The indictment alleges that from June 2000 through April 2008, the defendants submitted fraudulent paperwork to obtain compensation for psychological conditions that were never diagnosed and were reimbursed for medical expenses that were never incurred. According to court documents, Nerenberg billed the U.S. Postal Service for nearly $1 million in bogus medical fees and received about half of that. Former postal worker Fletcher allegedly pocketed more than $200,000 as a result of the scheme, while Washington allegedly made more than $145,000.

“This indictment marks a significant effort in the on-going battle against fraudulent workers’ compensation claims,” said U.S. Postal Service Inspector General David C. Williams. “The workers’ compensation program benefits thousands of postal employees who have received legitimate on-the-job injuries. But false claims by postal employees like these two, and by health care providers like Mr. Nerenberg, undermine the system.”

Office of Personnel Management Inspector General Patrick E. McFarland said: “Per the indictment, Mr. Nerenberg fraudulently billed not only workers’ compensation, but also other insurers, including the Federal Employees Health Benefits Program. This case is an excellent example of how cooperation among federal law enforcement agencies can bring perpetrators of fraud to justice.”

In some instances, Nerenberg allegedly billed the government for treatment sessions with Washington and Fletcher when records indicate the psychologist was out of the area or out of the country. According to court documents, one of his “patients” was actually an HSI undercover agent posing as a postal worker for whom Nerenberg secured disability pay from the Department of Labor based upon his claimed acute fear of dogs.

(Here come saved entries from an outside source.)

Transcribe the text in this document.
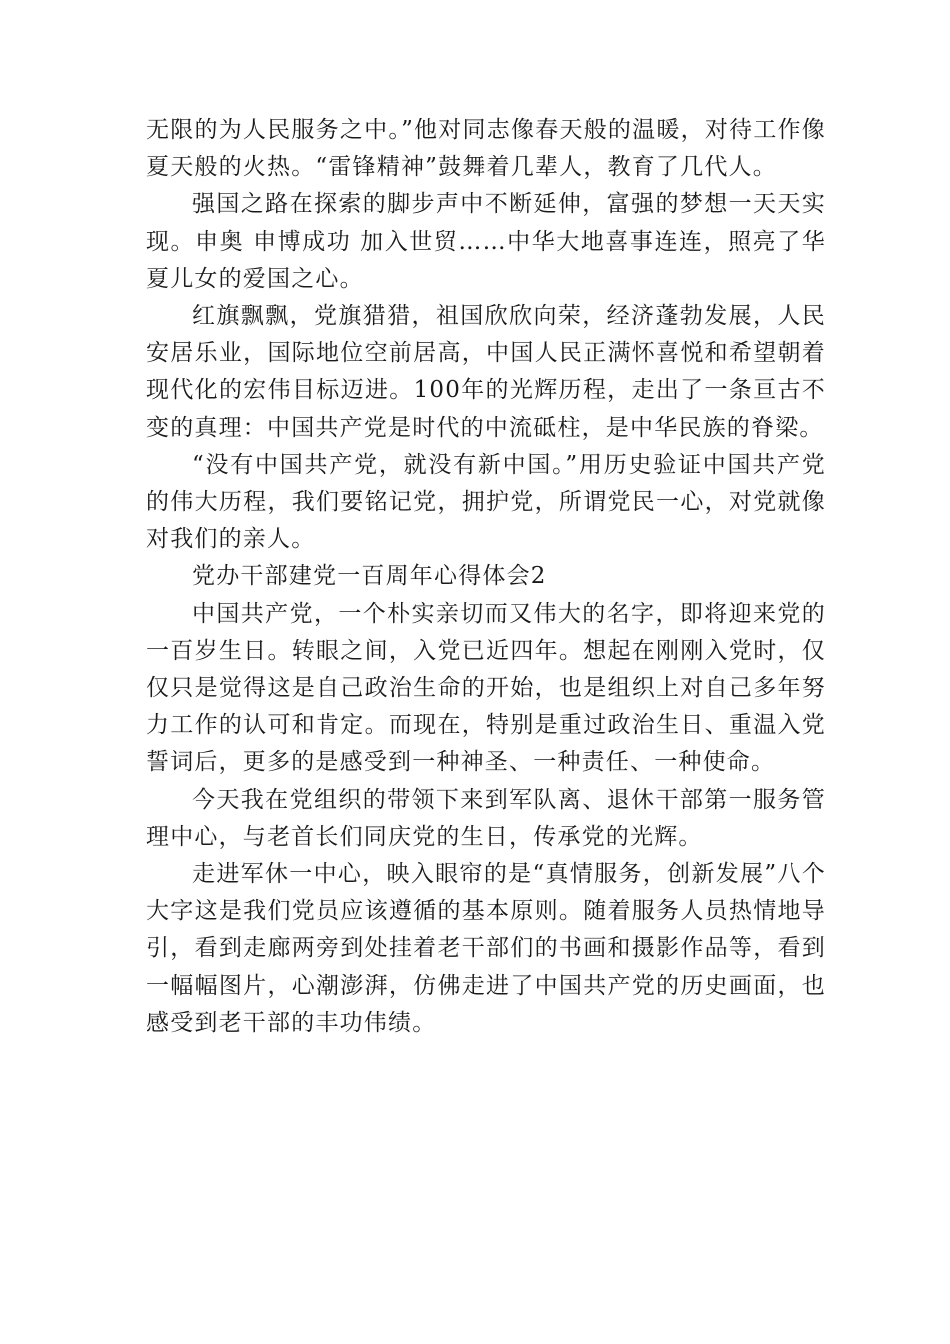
无限的为人民服务之中。”他对同志像春天般的温暖，对待工作像夏天般的火热。“雷锋精神”鼓舞着几辈人，教育了几代人。

强国之路在探索的脚步声中不断延伸，富强的梦想一天天实现。申奥 申博成功 加入世贸……中华大地喜事连连，照亮了华夏儿女的爱国之心。

红旗飘飘，党旗猎猎，祖国欣欣向荣，经济蓬勃发展，人民安居乐业，国际地位空前居高，中国人民正满怀喜悦和希望朝着现代化的宏伟目标迈进。100年的光辉历程，走出了一条亘古不变的真理：中国共产党是时代的中流砥柱，是中华民族的脊梁。

“没有中国共产党，就没有新中国。”用历史验证中国共产党的伟大历程，我们要铭记党，拥护党，所谓党民一心，对党就像对我们的亲人。

党办干部建党一百周年心得体会2

中国共产党，一个朴实亲切而又伟大的名字，即将迎来党的一百岁生日。转眼之间，入党已近四年。想起在刚刚入党时，仅仅只是觉得这是自己政治生命的开始，也是组织上对自己多年努力工作的认可和肯定。而现在，特别是重过政治生日、重温入党誓词后，更多的是感受到一种神圣、一种责任、一种使命。

今天我在党组织的带领下来到军队离、退休干部第一服务管理中心，与老首长们同庆党的生日，传承党的光辉。

走进军休一中心，映入眼帘的是“真情服务，创新发展”八个大字这是我们党员应该遵循的基本原则。随着服务人员热情地导引，看到走廊两旁到处挂着老干部们的书画和摄影作品等，看到一幅幅图片，心潮澎湃，仿佛走进了中国共产党的历史画面，也感受到老干部的丰功伟绩。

“Fraud schemes like this contribute to escalating healthcare and workers’ compensation costs and, in the end, it’s the American public that pays the price,” said Claude Arnold, Special Agent in Charge for U.S. Immigration and Customs Enforcement’s (ICE) Homeland Security Investigations (HSI) in Los Angeles. “As this indictment makes clear, those suspected of exploiting the system to enrich themselves face serious consequences, including significant prison time if the charges are upheld.”

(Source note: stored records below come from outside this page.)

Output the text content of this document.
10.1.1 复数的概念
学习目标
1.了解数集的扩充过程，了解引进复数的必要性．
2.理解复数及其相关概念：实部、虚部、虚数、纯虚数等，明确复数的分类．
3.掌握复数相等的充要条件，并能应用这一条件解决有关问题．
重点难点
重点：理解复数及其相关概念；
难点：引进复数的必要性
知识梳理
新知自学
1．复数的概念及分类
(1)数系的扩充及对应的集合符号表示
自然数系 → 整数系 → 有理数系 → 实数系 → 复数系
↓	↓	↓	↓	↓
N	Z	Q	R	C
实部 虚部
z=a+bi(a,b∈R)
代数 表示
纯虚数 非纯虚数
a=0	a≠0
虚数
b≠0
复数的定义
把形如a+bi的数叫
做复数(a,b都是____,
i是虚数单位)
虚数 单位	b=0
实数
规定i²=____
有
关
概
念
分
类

According to the indictment, Washington submitted fraudulent paperwork to the Department of Labor’s worker compensation program claiming she was unemployed and had no income, when, in fact, she held various jobs, including loan officer, notary and real estate agent. The two ex-postal employees are also accused of seeking reimbursement for travel to medical appointments that never took place.

An indictment contains allegations that a defendant has committed a crime. Every defendant is presumed innocent until and unless proven guilty.

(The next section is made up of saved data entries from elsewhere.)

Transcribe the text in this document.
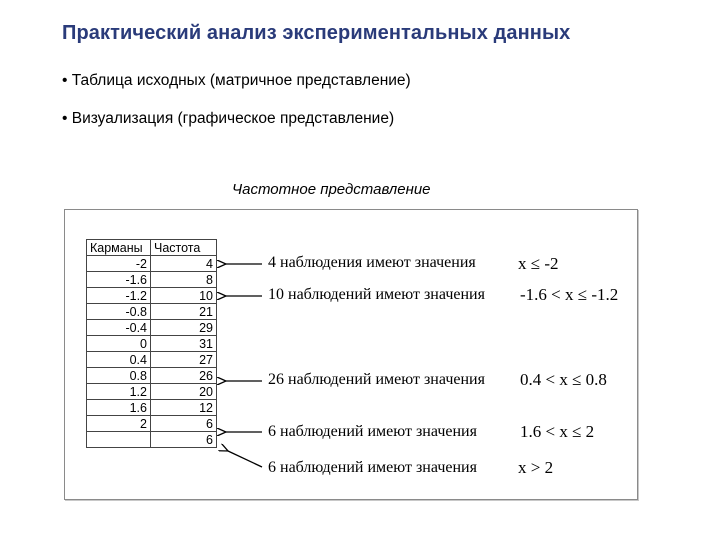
Практический анализ экспериментальных данных
• Таблица исходных (матричное представление)
• Визуализация (графическое представление)
Частотное представление
Карманы	Частота
-2	4
-1.6	8
-1.2	10
-0.8	21
-0.4	29
0	31
0.4	27
0.8	26
1.2	20
1.6	12
2	6
	6
4 наблюдения имеют значения x ≤ -2
10 наблюдений имеют значения -1.6 < x ≤ -1.2
26 наблюдений имеют значения 0.4 < x ≤ 0.8
6 наблюдений имеют значения	1.6 < x ≤ 2
6 наблюдений имеют значения x > 2
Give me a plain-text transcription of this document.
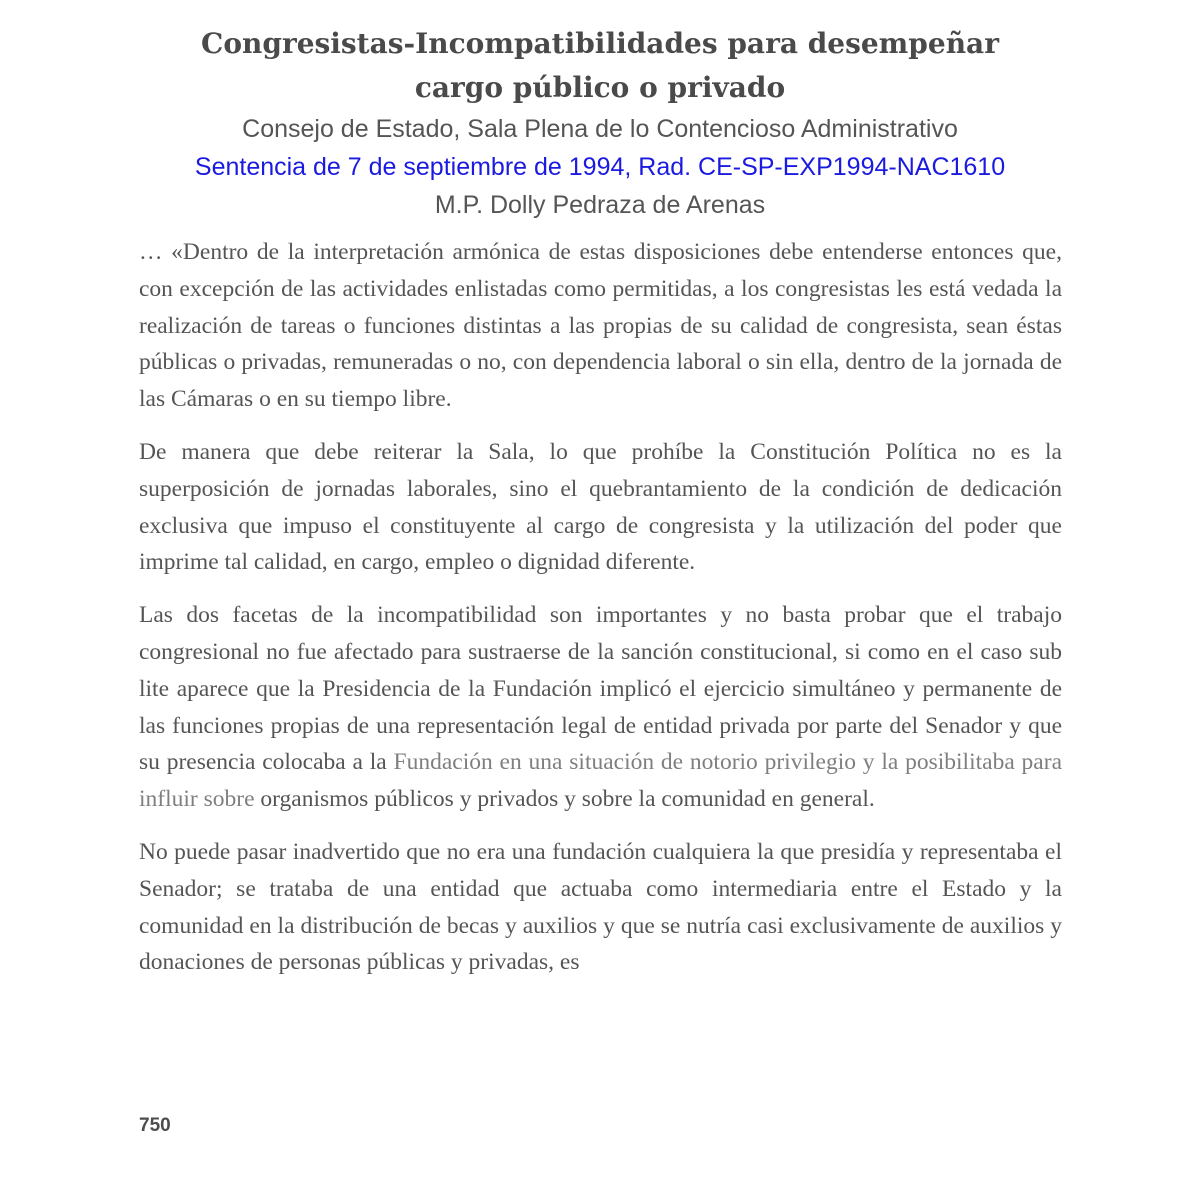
Congresistas-Incompatibilidades para desempeñar
cargo público o privado

Consejo de Estado, Sala Plena de lo Contencioso Administrativo

Sentencia de 7 de septiembre de 1994, Rad. CE-SP-EXP1994-NAC1610

M.P. Dolly Pedraza de Arenas

… «Dentro de la interpretación armónica de estas disposiciones debe entenderse entonces que, con excepción de las actividades enlistadas como permitidas, a los congresistas les está vedada la realización de tareas o funciones distintas a las propias de su calidad de congresista, sean éstas públicas o privadas, remuneradas o no, con dependencia laboral o sin ella, dentro de la jornada de las Cámaras o en su tiempo libre.

De manera que debe reiterar la Sala, lo que prohíbe la Constitución Política no es la superposición de jornadas laborales, sino el quebrantamiento de la condición de dedicación exclusiva que impuso el constituyente al cargo de congresista y la utilización del poder que imprime tal calidad, en cargo, empleo o dignidad diferente.

Las dos facetas de la incompatibilidad son importantes y no basta probar que el trabajo congresional no fue afectado para sustraerse de la sanción constitucional, si como en el caso sub lite aparece que la Presidencia de la Fundación implicó el ejercicio simultáneo y permanente de las funciones propias de una representación legal de entidad privada por parte del Senador y que su presencia colocaba a la Fundación en una situación de notorio privilegio y la posibilitaba para influir sobre organismos públicos y privados y sobre la comunidad en general.

No puede pasar inadvertido que no era una fundación cualquiera la que presidía y representaba el Senador; se trataba de una entidad que actuaba como intermediaria entre el Estado y la comunidad en la distribución de becas y auxilios y que se nutría casi exclusivamente de auxilios y donaciones de personas públicas y privadas, es

750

Each count of mail fraud carries a maximum statutory penalty of 20 years in prison. If convicted of the mail fraud charges in the indictment, Nerenberg faces up to 140 years in federal prison, while Washington and Fletcher could be sentenced to as much as 40 years. Additionally, both Washington and Fletcher face two counts of making false statements to obtain federal employee’s compensation, charges that would add an additional six years to the maximum penalty for each defendant.

The indictment is the result of a joint federal investigation involving U.S. Immigration and Customs Enforcement’s Homeland Security Investigations; the U.S. Postal Service’s Office of Inspector General; the Office of Personnel Management’s Office of the Inspector General; and the Department of Labor’s Office of the Inspector General.